Admit it: racism is a mental health issue

    Young black men are six times more likely than their white
    contemporaries to be sectioned under the Mental Health Act 1983 for
    compulsory treatment. This is despite international studies that
    show they are not genetically more susceptible to serious mental
    illness.

    People from ethnic minorities are also more likely to stay
    longer in psychiatric wards and more likely to be prescribed
    medication or electro-convulsive therapy (ECT) instead of
    psychological treatment.

    Unsurprisingly, because of what health minister Rosie Winterton
    calls “this circle of fear”, many are reluctant to come forward for
    help. Now, the government is committed to a five-year plan to halt
    racial discrimination in NHS mental health services.

    The promise comes as a result of the inquiry into the death of
    David “Rocky” Bennett, a 38-year-old Jamaica-born Rastafarian who
    died after being held face down for 28 minutes by at least four
    mental health nurses.
    The government has wrongly rejected the notion that the mental
    health services suffer from “institutional racism”. According to
    Winterton, this is because such an admission leads to paralysis in
    staff, “as if there is nothing they can do about it”.

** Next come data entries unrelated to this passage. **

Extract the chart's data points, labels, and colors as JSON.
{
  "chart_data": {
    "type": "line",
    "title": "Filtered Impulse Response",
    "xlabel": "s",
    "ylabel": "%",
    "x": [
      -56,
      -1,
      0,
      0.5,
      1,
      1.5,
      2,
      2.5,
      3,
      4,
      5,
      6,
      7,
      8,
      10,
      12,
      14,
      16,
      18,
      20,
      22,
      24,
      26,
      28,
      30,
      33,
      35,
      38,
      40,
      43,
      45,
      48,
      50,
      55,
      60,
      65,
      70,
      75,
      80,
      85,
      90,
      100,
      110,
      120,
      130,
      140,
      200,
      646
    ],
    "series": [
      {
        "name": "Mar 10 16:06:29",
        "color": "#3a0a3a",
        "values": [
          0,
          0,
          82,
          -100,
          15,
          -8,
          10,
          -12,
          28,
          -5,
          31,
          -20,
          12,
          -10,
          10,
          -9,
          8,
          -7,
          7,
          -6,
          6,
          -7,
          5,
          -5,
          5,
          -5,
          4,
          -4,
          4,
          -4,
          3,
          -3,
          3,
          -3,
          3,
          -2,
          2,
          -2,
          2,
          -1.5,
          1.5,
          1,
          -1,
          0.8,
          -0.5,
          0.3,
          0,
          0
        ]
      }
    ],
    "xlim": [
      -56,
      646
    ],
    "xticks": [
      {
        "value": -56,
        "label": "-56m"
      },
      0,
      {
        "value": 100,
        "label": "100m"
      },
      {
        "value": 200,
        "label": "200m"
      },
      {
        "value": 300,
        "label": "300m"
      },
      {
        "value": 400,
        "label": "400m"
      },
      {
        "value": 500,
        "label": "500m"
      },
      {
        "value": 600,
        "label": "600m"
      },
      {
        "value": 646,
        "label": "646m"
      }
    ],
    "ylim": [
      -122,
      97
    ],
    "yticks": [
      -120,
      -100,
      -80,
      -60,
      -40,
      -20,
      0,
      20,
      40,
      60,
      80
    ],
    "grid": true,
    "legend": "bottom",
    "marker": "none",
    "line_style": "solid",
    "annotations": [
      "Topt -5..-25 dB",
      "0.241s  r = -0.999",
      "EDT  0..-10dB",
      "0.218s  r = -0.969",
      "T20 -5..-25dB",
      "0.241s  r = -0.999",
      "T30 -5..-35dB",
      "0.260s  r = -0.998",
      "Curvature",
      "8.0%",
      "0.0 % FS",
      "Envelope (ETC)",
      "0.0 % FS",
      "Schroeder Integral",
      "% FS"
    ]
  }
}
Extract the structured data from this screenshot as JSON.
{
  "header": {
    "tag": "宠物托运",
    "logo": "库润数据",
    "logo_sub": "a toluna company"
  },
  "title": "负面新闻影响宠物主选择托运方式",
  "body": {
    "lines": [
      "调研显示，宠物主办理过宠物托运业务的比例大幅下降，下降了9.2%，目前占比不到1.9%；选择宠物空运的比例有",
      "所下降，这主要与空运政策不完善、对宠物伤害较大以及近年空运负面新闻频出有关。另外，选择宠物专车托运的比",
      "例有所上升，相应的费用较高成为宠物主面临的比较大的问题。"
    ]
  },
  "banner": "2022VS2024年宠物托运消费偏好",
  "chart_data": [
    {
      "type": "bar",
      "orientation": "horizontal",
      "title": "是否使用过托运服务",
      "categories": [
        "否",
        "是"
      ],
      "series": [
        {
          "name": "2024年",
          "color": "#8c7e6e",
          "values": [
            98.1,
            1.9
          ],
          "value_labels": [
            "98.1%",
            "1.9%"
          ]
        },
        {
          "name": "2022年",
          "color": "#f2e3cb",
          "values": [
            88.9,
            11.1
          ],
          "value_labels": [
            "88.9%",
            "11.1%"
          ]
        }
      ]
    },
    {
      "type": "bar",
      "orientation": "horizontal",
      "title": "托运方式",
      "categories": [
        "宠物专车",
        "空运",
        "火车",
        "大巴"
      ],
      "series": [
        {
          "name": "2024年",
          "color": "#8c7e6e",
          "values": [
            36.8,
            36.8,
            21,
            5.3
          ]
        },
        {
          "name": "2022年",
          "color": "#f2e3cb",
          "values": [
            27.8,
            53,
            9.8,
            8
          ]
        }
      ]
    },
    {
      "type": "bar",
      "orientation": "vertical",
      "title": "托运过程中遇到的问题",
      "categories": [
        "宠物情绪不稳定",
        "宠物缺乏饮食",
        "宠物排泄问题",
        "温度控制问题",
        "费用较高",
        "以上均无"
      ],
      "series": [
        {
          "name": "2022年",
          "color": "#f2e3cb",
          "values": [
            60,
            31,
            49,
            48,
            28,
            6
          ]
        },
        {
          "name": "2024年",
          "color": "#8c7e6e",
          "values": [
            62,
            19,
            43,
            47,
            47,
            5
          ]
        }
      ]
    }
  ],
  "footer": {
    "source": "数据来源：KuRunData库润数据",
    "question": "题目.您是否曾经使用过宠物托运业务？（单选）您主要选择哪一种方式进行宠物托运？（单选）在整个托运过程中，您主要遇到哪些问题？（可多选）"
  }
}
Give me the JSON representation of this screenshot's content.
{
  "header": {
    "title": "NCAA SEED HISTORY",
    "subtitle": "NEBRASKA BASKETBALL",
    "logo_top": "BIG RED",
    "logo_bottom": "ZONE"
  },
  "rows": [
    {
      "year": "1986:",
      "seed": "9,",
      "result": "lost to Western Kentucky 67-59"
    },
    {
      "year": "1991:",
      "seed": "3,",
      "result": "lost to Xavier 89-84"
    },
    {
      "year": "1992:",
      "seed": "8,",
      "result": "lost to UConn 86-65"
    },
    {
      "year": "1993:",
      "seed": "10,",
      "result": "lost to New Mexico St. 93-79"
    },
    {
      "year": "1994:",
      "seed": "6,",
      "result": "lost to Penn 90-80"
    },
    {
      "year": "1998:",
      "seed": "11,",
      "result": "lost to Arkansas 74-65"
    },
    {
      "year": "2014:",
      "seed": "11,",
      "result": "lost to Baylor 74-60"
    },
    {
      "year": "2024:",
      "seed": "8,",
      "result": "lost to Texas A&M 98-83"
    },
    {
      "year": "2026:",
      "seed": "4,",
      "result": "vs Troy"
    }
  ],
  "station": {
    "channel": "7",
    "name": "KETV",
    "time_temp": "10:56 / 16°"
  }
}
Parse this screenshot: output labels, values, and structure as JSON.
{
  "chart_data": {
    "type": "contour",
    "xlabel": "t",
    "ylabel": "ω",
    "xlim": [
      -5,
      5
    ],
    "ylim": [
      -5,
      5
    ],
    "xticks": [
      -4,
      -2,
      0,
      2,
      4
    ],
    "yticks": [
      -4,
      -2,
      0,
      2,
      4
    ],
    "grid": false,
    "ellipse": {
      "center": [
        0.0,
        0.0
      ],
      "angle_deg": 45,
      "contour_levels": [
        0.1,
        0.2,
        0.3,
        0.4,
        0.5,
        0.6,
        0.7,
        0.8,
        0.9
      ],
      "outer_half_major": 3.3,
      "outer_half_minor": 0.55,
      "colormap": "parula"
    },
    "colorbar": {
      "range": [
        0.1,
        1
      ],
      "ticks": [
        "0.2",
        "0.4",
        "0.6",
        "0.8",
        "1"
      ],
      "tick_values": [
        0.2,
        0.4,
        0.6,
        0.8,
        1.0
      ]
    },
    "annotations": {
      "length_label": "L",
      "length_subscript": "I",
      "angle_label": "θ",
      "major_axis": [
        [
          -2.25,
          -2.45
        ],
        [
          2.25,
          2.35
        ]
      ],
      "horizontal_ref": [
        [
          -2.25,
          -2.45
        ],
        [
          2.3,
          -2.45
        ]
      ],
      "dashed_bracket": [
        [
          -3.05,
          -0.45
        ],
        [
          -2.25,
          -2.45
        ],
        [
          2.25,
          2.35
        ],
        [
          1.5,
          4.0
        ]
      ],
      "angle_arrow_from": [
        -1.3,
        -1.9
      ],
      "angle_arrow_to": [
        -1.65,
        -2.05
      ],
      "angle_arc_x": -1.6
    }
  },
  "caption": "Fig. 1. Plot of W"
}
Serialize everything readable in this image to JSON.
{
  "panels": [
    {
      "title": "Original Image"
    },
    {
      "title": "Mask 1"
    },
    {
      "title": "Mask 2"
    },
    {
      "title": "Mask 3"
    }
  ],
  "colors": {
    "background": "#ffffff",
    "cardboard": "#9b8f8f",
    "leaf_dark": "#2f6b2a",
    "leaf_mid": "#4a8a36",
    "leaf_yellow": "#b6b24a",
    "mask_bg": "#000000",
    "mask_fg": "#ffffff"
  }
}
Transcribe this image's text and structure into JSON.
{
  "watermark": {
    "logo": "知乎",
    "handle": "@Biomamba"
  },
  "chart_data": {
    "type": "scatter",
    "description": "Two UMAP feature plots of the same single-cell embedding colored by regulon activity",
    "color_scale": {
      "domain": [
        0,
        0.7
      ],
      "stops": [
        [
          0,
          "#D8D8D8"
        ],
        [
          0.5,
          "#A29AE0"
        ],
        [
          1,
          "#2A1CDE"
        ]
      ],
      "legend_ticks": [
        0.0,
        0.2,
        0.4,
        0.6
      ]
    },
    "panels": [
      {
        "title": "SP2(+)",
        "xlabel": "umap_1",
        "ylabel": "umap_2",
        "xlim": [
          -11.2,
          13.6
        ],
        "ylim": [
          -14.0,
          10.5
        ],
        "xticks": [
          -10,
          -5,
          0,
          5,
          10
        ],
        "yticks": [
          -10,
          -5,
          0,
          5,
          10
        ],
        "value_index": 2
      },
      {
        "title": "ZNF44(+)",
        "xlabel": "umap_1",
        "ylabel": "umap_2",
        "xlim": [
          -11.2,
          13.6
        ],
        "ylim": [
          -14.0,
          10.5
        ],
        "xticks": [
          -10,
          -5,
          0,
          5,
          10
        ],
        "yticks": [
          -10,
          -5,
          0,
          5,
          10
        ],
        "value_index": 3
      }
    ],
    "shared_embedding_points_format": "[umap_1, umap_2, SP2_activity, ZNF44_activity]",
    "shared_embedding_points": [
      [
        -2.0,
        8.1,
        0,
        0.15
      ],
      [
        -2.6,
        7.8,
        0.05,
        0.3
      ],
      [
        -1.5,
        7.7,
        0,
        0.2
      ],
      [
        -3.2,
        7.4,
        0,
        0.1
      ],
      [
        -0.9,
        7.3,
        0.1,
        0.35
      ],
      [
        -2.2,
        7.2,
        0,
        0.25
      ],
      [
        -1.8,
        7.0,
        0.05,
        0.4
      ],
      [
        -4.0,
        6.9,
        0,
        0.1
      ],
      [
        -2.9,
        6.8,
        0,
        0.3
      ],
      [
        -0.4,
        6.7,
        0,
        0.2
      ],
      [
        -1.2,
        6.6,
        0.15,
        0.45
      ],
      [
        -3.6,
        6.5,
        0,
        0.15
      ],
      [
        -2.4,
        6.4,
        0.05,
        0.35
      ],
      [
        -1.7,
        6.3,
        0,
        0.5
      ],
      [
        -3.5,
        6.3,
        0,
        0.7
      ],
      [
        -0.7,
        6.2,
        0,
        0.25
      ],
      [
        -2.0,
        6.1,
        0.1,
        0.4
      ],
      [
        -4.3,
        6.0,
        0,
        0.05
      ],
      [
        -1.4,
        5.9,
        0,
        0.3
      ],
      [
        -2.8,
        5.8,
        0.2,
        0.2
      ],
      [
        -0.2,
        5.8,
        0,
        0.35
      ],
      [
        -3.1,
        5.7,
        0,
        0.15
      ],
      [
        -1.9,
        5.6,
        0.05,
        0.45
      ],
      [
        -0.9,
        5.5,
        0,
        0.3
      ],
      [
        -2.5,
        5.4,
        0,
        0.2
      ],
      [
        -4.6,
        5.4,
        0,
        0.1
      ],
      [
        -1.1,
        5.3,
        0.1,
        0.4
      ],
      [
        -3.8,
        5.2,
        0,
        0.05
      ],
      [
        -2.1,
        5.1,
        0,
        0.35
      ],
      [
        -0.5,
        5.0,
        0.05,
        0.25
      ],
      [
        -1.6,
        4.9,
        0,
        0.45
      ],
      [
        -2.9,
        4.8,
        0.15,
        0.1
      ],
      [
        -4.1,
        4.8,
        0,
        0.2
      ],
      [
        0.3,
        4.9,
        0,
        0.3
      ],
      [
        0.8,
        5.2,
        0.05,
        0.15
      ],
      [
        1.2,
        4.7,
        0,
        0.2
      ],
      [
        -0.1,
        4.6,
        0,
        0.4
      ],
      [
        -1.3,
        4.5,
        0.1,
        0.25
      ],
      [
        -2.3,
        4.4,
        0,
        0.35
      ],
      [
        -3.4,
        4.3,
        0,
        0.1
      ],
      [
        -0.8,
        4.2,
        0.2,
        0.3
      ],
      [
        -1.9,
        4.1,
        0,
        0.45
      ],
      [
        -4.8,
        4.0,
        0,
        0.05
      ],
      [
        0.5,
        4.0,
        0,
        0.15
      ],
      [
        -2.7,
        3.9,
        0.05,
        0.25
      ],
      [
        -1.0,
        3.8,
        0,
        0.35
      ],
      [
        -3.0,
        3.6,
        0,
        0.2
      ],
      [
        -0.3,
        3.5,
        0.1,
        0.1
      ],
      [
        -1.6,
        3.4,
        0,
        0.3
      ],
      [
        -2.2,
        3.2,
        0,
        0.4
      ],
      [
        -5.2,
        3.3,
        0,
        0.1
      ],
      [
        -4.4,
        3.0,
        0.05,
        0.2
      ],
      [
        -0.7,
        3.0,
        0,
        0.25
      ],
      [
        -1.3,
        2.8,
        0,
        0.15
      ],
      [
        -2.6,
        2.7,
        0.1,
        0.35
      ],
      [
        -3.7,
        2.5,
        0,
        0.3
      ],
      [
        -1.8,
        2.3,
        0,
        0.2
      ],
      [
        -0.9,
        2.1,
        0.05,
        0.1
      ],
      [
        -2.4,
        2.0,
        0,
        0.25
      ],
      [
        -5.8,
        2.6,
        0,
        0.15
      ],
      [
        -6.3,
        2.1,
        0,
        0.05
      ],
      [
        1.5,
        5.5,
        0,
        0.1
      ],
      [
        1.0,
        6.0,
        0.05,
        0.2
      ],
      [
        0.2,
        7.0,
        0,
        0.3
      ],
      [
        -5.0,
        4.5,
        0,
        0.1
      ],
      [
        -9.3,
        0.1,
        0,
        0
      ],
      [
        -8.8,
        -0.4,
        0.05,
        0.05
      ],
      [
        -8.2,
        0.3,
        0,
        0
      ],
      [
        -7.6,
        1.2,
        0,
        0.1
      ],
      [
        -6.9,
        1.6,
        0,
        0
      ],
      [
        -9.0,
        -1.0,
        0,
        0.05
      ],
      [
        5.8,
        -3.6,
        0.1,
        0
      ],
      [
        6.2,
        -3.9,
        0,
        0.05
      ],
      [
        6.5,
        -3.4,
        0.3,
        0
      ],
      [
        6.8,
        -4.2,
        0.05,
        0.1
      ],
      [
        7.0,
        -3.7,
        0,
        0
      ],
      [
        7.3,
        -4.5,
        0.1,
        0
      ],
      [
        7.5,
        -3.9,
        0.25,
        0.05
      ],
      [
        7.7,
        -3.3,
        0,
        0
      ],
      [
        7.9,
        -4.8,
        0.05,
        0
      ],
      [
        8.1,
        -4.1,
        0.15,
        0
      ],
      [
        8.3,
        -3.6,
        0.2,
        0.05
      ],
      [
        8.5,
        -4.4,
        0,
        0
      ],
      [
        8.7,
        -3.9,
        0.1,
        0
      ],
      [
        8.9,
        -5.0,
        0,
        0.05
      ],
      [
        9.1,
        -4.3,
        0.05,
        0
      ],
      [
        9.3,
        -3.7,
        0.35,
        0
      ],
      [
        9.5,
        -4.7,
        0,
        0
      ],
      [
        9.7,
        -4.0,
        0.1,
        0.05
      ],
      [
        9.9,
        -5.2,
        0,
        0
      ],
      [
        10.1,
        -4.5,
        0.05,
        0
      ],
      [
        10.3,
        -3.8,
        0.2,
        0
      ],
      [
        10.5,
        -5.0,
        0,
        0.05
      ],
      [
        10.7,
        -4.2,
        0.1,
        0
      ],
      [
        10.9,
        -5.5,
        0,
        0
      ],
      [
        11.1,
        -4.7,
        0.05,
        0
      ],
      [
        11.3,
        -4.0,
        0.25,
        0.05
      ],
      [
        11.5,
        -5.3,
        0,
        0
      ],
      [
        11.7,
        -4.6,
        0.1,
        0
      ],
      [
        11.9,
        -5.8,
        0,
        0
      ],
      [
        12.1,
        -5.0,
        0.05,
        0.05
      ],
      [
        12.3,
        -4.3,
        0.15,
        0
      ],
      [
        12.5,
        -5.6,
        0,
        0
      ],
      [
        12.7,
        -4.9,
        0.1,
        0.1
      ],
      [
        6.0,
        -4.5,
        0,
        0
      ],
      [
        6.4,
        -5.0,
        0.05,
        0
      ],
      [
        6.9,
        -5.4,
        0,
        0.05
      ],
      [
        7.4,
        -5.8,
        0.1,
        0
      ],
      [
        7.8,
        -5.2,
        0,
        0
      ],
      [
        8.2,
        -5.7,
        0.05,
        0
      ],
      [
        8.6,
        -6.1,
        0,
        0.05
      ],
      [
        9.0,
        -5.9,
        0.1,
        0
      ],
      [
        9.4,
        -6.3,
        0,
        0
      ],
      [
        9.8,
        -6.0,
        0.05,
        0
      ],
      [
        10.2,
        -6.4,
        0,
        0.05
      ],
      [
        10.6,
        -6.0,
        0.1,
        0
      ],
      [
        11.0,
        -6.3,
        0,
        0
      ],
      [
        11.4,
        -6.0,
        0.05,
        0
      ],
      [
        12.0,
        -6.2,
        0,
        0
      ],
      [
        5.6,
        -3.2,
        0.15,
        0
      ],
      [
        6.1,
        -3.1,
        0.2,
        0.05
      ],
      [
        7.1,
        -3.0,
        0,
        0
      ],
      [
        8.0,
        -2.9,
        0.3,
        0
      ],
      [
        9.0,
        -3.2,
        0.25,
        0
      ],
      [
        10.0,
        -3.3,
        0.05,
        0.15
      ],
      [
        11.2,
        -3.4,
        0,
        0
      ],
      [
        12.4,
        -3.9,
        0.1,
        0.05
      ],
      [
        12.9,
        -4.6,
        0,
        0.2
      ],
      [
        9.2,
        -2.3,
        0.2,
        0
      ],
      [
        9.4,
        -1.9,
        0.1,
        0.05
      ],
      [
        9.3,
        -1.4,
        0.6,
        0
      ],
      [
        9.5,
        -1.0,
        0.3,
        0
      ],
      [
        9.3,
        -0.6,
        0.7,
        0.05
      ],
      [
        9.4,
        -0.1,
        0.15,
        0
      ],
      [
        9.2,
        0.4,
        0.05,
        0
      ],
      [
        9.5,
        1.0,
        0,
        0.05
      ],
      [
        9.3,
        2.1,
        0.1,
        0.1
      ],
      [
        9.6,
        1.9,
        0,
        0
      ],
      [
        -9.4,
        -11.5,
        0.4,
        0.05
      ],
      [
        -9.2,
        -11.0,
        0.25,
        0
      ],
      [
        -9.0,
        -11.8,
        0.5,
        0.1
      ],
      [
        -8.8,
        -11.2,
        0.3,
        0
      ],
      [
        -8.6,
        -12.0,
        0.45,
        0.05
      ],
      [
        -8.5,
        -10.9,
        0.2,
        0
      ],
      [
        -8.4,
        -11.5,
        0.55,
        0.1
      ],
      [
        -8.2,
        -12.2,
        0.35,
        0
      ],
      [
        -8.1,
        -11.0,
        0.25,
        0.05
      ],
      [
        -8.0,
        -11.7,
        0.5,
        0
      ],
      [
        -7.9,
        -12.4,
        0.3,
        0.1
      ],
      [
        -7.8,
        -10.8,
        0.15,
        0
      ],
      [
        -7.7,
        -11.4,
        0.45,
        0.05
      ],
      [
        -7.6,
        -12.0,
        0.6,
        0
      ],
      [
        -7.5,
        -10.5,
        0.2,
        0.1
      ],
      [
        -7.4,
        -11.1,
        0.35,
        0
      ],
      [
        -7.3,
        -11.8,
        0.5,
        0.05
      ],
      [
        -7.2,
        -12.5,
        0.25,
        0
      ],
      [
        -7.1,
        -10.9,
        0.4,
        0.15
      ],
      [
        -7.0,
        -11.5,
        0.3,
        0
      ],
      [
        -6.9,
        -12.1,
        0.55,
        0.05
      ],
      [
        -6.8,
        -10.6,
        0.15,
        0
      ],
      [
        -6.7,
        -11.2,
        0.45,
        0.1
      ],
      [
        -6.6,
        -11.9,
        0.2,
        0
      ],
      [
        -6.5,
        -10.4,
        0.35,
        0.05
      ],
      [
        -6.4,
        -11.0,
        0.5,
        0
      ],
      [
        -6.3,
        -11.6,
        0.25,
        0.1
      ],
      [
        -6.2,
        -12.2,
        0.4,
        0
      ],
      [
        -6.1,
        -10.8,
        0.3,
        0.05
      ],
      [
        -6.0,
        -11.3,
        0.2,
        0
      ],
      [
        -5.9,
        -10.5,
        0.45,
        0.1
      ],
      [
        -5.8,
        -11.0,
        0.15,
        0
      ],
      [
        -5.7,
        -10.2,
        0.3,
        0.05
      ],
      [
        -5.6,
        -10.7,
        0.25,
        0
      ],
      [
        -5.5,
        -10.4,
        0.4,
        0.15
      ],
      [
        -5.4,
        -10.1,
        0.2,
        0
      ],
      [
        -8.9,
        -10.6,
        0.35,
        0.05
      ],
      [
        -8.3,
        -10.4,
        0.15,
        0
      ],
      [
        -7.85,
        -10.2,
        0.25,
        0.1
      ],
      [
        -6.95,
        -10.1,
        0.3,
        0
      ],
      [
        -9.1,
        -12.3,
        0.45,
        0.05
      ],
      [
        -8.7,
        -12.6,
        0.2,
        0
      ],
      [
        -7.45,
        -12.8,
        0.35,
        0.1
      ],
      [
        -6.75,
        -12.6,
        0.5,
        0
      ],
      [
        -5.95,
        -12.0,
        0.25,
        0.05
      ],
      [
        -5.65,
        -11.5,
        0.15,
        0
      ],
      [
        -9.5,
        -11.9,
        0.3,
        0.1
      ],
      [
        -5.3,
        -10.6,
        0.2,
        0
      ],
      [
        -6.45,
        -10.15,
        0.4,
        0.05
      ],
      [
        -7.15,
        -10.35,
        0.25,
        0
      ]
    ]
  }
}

    On the contrary, such an admission flags up the seriousness of
    the crisis while it also demands a root and branch overhaul since,
    so often, racism is unconscious, embedded in custom and
    practice.

    The government intends the first comprehensive ethnic monitoring
    of services, beginning with in-patients and developing into an
    annual survey of all users. Its effectiveness will depend on what
    is asked and by whom and in what circumstances. The government has
    also pledged to provide access to more psychological therapies. But
    how will it do this without a major injection of resources?

    Another major problem is that the monitoring begins only in
    April. What’s also required is a retrospective audit of the
    thousands of ethnic minority patients who have been “treated” and
    continue to suffer the consequences of possibly inappropriate drug
    regimes and the sometimes disastrous impact of ECT on already
    fragile lives.
    Admitting that racism is rife is a beginning – but in the world of
    business when a major shift in attitude and behaviour is required,
    thousands of pounds are spent in intensive support and
    re-education.

    Who’s betting that the miracle of transformation in the mental
    health services will be squeezed out of existing budgets?